NIH Research Projects · FY 2026 · 2025-01

PROJECT SUMMARY Huntington's disease (HD) is an inherited neurodegenerative disorder caused by a CAG-repeat expansion encoding mutant Huntingtin (mHTT). Recent genome-wide association studies (GWAS) identified 10 genomic loci significantly modifying the age-of-onset or progression of HD. These loci are significantly enriched with DNA repair genes, including four DNA mismatch repair genes (Msh3, Mlh1, Pms1 and Pms2). Our mouse genetic study demonstrated that Msh3 deficiency significantly reduced mHtt aggregates and rescued mHtt-induced transcriptionopathy in Q140 knockin mouse model of HD. Our research initiative focuses on developing novel therapeutic strategies for HD by targeting the Msh3 protein. Leveraging a multi-faceted approach, we have established a robust screening pipeline utilizing a newly developed knockin mouse model expressing a luciferase-based reporter of endogenous Msh3, enabling high-throughput screening of small molecules that modulate Msh3 levels in cellular models. In the R61 phase, we aim to demonstrate the scalability, precision, and reproducibility of our primary mouse embryonic fibroblast (MEF)-based Msh3 reporter assay (Aim 1) and subsequently develop secondary assays to further interrogate and eliminate less desirable chemical hits (Aim 2). These assays include directly measuring endogenous MSH3 RNA and protein levels in human a human cell line, examining Msh3 lowering efficacy with a therapeutically relevant cell type (primary striatal neuron), and assessing the functional consequence of lowering MSH3 in cells.
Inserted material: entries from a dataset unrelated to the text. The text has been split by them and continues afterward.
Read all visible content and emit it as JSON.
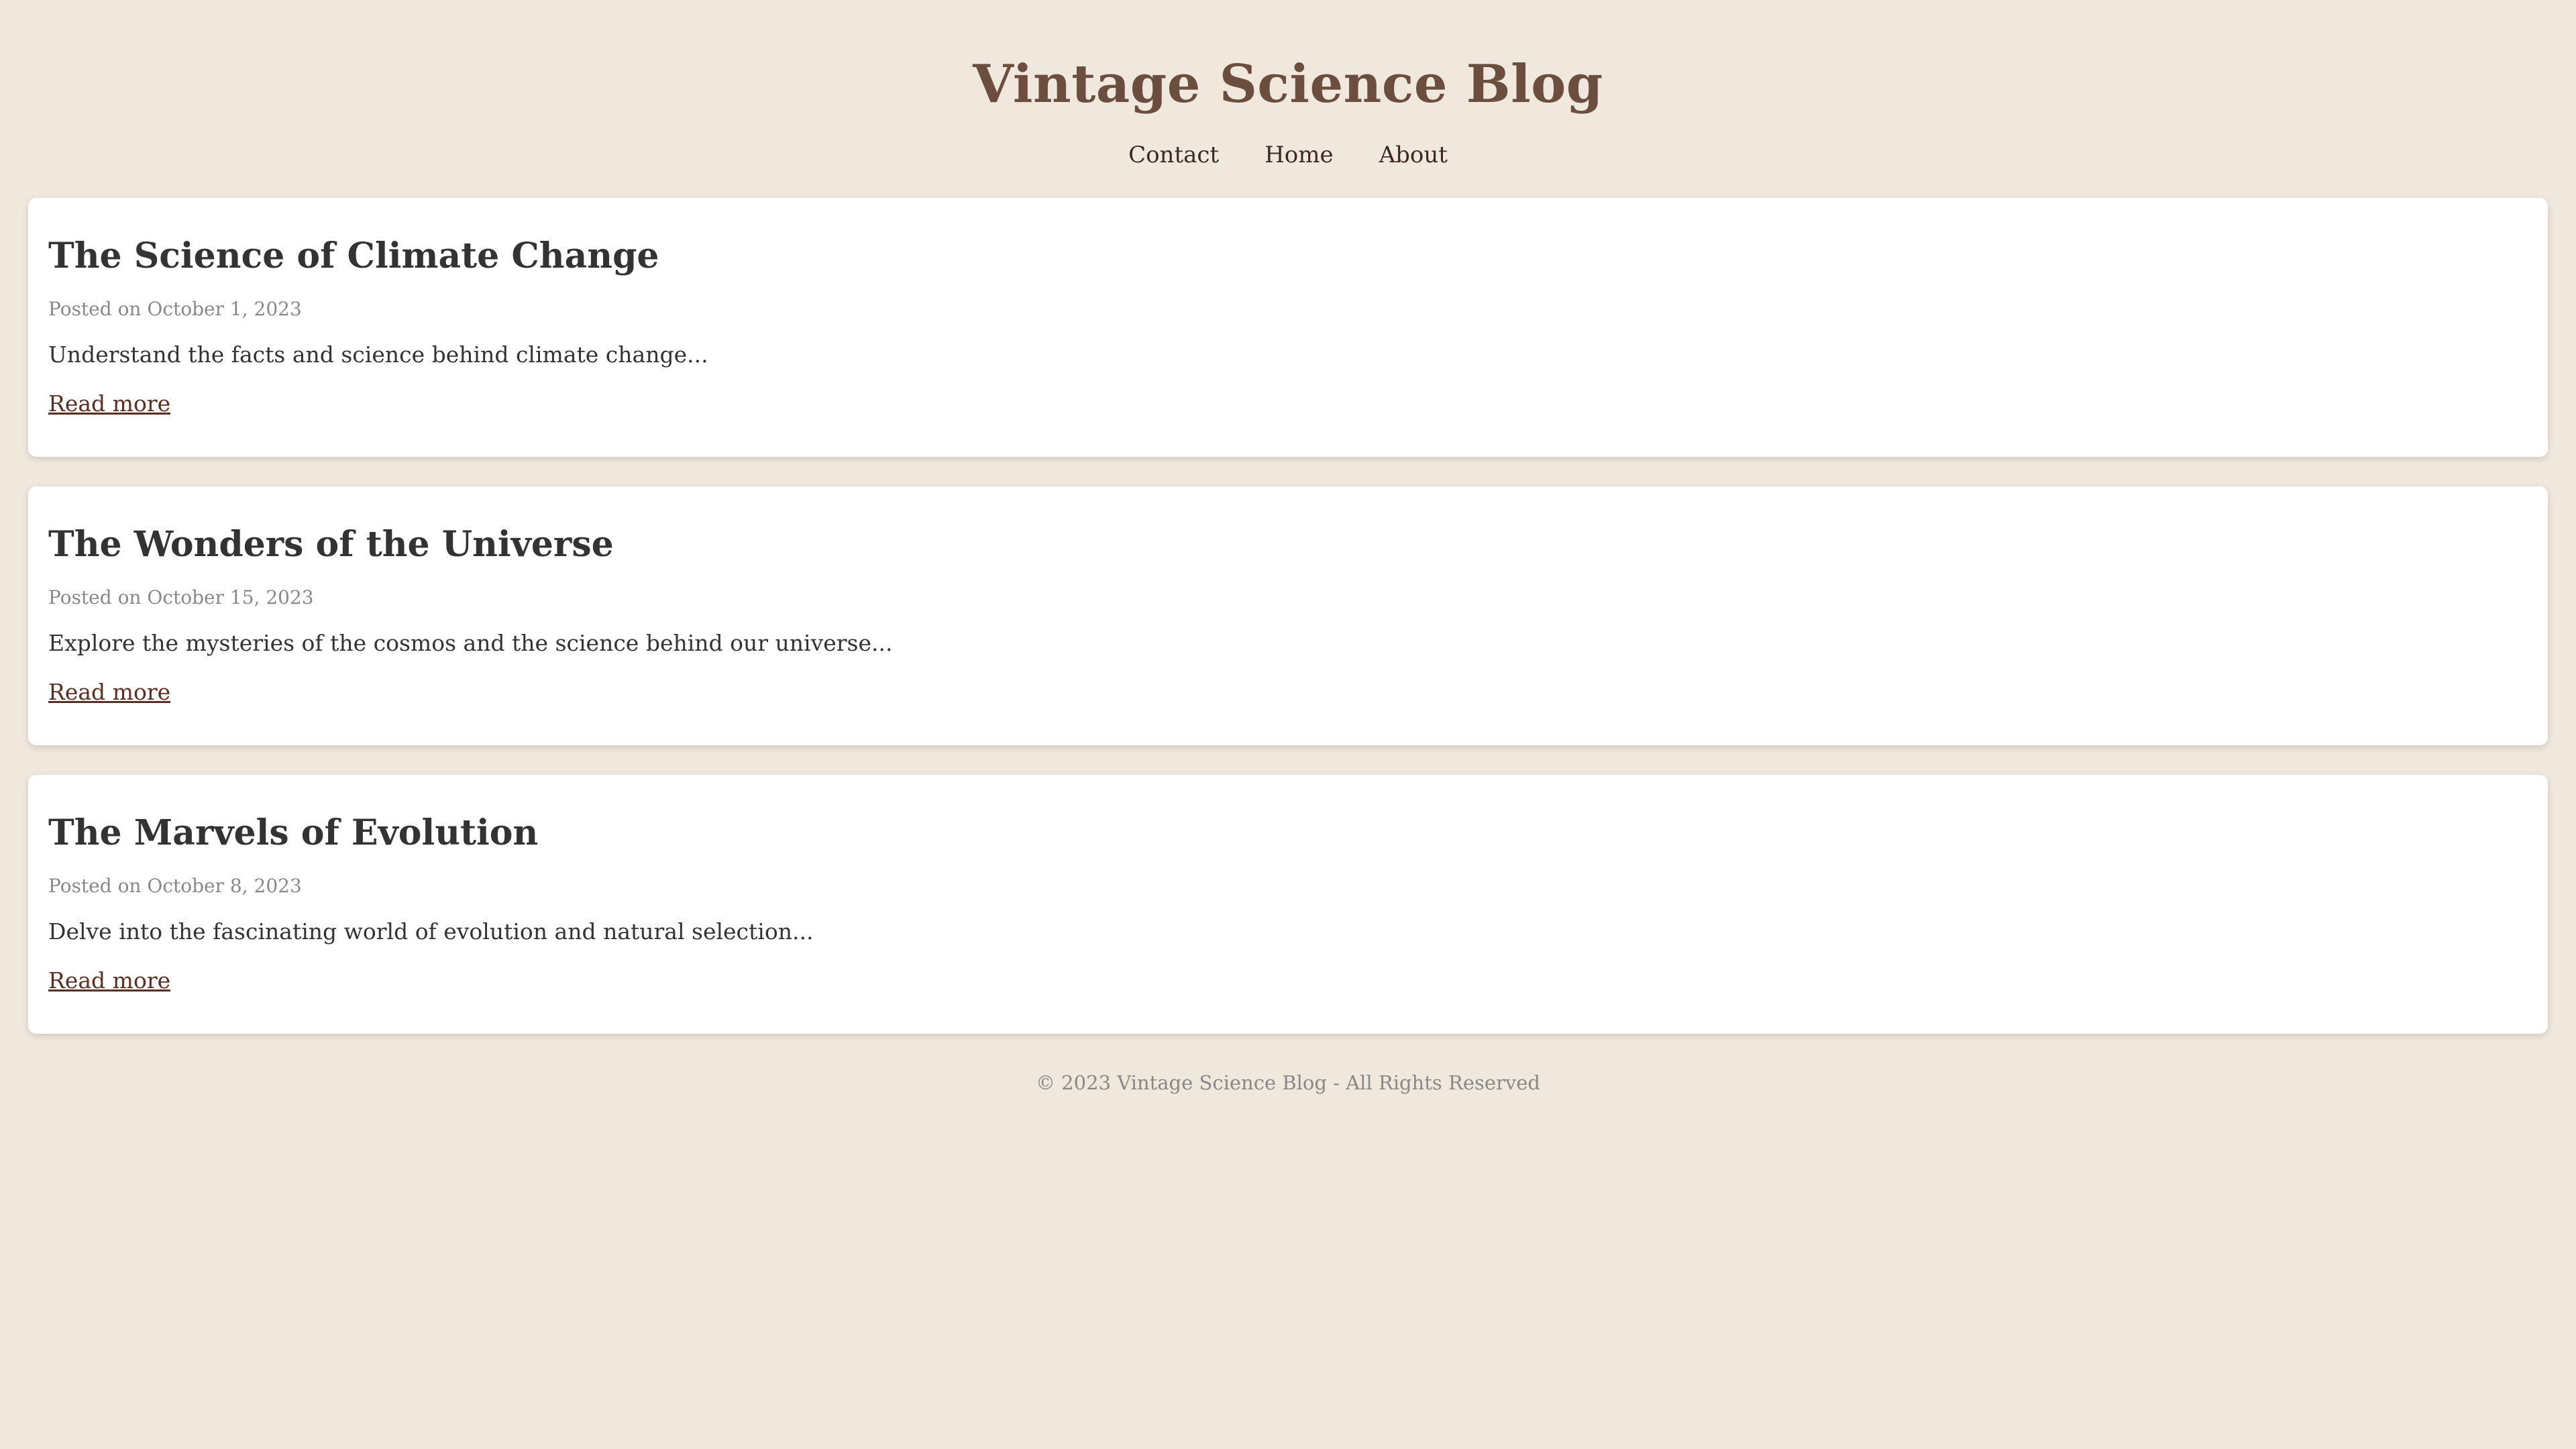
{
  "site": {
    "title": "Vintage Science Blog"
  },
  "nav": {
    "items": [
      {
        "label": "Contact"
      },
      {
        "label": "Home"
      },
      {
        "label": "About"
      }
    ]
  },
  "posts": [
    {
      "title": "The Science of Climate Change",
      "date": "Posted on October 1, 2023",
      "excerpt": "Understand the facts and science behind climate change...",
      "link_label": "Read more"
    },
    {
      "title": "The Wonders of the Universe",
      "date": "Posted on October 15, 2023",
      "excerpt": "Explore the mysteries of the cosmos and the science behind our universe...",
      "link_label": "Read more"
    },
    {
      "title": "The Marvels of Evolution",
      "date": "Posted on October 8, 2023",
      "excerpt": "Delve into the fascinating world of evolution and natural selection...",
      "link_label": "Read more"
    }
  ],
  "footer": {
    "text": "© 2023 Vintage Science Blog - All Rights Reserved"
  },
  "colors": {
    "background": "#f0e8dc",
    "title": "#6b4e3d",
    "card": "#ffffff",
    "link": "#5a2f22",
    "muted": "#888888"
  }
}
In the R33 phase, we will utilize the MEF- based Msh3 reporter assay optimized in Aim 1 to conduct a large-scale screening of 300,000 chemically diverse compounds to identify potential Msh3-lowering modulators. Subsequently, we will establish a testing funnel with the assays developed in Aim 1 and 2 to gradually eliminate and prioritize the hits and chemical scaffolds to identify potential leads. Throughout these endeavors, rigorous authentication of biological and chemical resources will be ensured, aligning with our commitment to scientific integrity. Through this comprehensive approach, we aim to identify lead compounds with therapeutic potential for HD and potentially other neurodegenerative diseases sharing similar MSH3-dependent, repeat-expansion related pathogenic mechanisms, ultimately advancing towards effective disease-modifying treatments.